はじめに
全国的に人口減少が取りざたされているなか、東京都は都心部を中心として人口が増えています。また、東京都の40代で結婚している人は男女とも6割を超えています(「2020年国勢調査人口等基本集計結果概要」より)。
子どもが生まれ、保育園や幼稚園、学校に通うようになれば、親同士のお付き合いも必要になるでしょう。なにかにつけ平均値を意識するシーンが増えるのではないでしょうか。
今回は、40代夫婦の平均年収や貯蓄額、生活費から、平均的な暮らしを考えてみたいと思います。
東京都40代夫婦、世帯年収の平均は約704万円
日本では、1990年なかばから共働き世帯が専業主婦世帯を上回りはじめ、今では共働き世帯は当たり前のようになっています。それは、子どもがいても同様です。2020年国勢調査によれば、子どもを持つ女性の半数以上は仕事を持っています。
末子、つまり最年少の子どもが3歳未満の場合には、女性の就業率は全国平均よりも東京のほうが高くなっています。保育園が充実しているからなのか、職場の環境が整っているからなのか、事情は個々に異なるでしょうが、いずれにしても東京のほうが働く女性は多くなっています。
子どもが中学生、高校生の年齢層(13~17歳)では、働く女性はさらに増えますが、この場合には全国平均が東京を上回ります。進学にお金がかかる心配が大きいからかもしれません。東京の女性の就業率は、全国平均ほどには子どもの年齢に影響をうけないと言えるでしょう。
とはいえ、世帯年収は単純な2人分とはいかないようです。都内で暮らす、世帯主が40代の世帯収入のうち、1カ月あたりの勤め先からの収入は、世帯主が約45万7000円、配偶者は約8万9000円、その他が4万1000円で、合計58万7000円(総務省「2019年全国家計構造調査」より)。世帯年収にすると、約704万4000円です。
妻の年収の平均額が106万8000円ということは、所得税がかかる106万円の壁を意識している世帯が多いのではないかと考えられます。
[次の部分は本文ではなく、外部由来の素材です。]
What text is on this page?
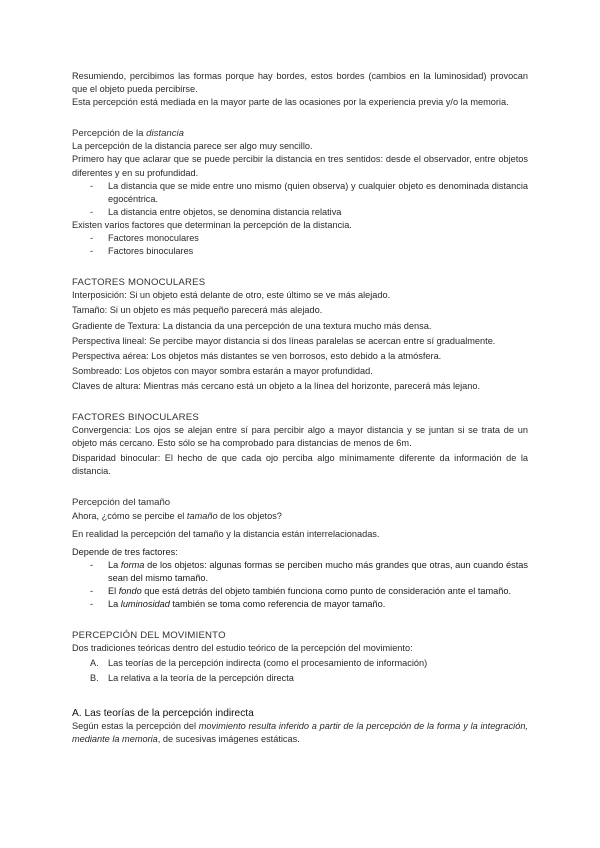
Resumiendo, percibimos las formas porque hay bordes, estos bordes (cambios en la luminosidad) provocan que el objeto pueda percibirse.

Esta percepción está mediada en la mayor parte de las ocasiones por la experiencia previa y/o la memoria.

Percepción de la distancia

La percepción de la distancia parece ser algo muy sencillo.

Primero hay que aclarar que se puede percibir la distancia en tres sentidos: desde el observador, entre objetos diferentes y en su profundidad.

- La distancia que se mide entre uno mismo (quien observa) y cualquier objeto es denominada distancia egocéntrica.
- La distancia entre objetos, se denomina distancia relativa

Existen varios factores que determinan la percepción de la distancia.

- Factores monoculares
- Factores binoculares

FACTORES MONOCULARES

Interposición: Si un objeto está delante de otro, este último se ve más alejado.

Tamaño: Si un objeto es más pequeño parecerá más alejado.

Gradiente de Textura: La distancia da una percepción de una textura mucho más densa.

Perspectiva lineal: Se percibe mayor distancia si dos líneas paralelas se acercan entre sí gradualmente.

Perspectiva aérea: Los objetos más distantes se ven borrosos, esto debido a la atmósfera.

Sombreado: Los objetos con mayor sombra estarán a mayor profundidad.

Claves de altura: Mientras más cercano está un objeto a la línea del horizonte, parecerá más lejano.

FACTORES BINOCULARES

Convergencia: Los ojos se alejan entre sí para percibir algo a mayor distancia y se juntan si se trata de un objeto más cercano. Esto sólo se ha comprobado para distancias de menos de 6m.

Disparidad binocular: El hecho de que cada ojo perciba algo mínimamente diferente da información de la distancia.

Percepción del tamaño

Ahora, ¿cómo se percibe el tamaño de los objetos?

En realidad la percepción del tamaño y la distancia están interrelacionadas.

Depende de tres factores:

- La forma de los objetos: algunas formas se perciben mucho más grandes que otras, aun cuando éstas sean del mismo tamaño.
- El fondo que está detrás del objeto también funciona como punto de consideración ante el tamaño.
- La luminosidad también se toma como referencia de mayor tamaño.

PERCEPCIÓN DEL MOVIMIENTO

Dos tradiciones teóricas dentro del estudio teórico de la percepción del movimiento:

A. Las teorías de la percepción indirecta (como el procesamiento de información)
B. La relativa a la teoría de la percepción directa

A. Las teorías de la percepción indirecta

Según estas la percepción del movimiento resulta inferido a partir de la percepción de la forma y la integración, mediante la memoria, de sucesivas imágenes estáticas.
106万円の壁を超えて所得税を払ったり、130万円の壁を超えて社会保険に加入することで保険料を差し引かれたりすると、額面収入は増えても、手取り額が減少することがあります。妻自身が社会保険に加入することは、将来受け取れる年金額が増えることにもつながり、決してデメリットだけではないのですが、やはり日々の家計を考えると、意識せざるを得ないのでしょう。
その他収入には、夫婦の収入以外のものが含まれています。たとえば、保有している不動産からの家賃収入、副業収入のほか、社会保障給付も含まれます。社会保障給付には、児童手当や出産手当金、病気やケガをしたときの傷病手当などがあてはまります。もれなく受け取れるよう、情報収集はしっかりをしておきたいですね。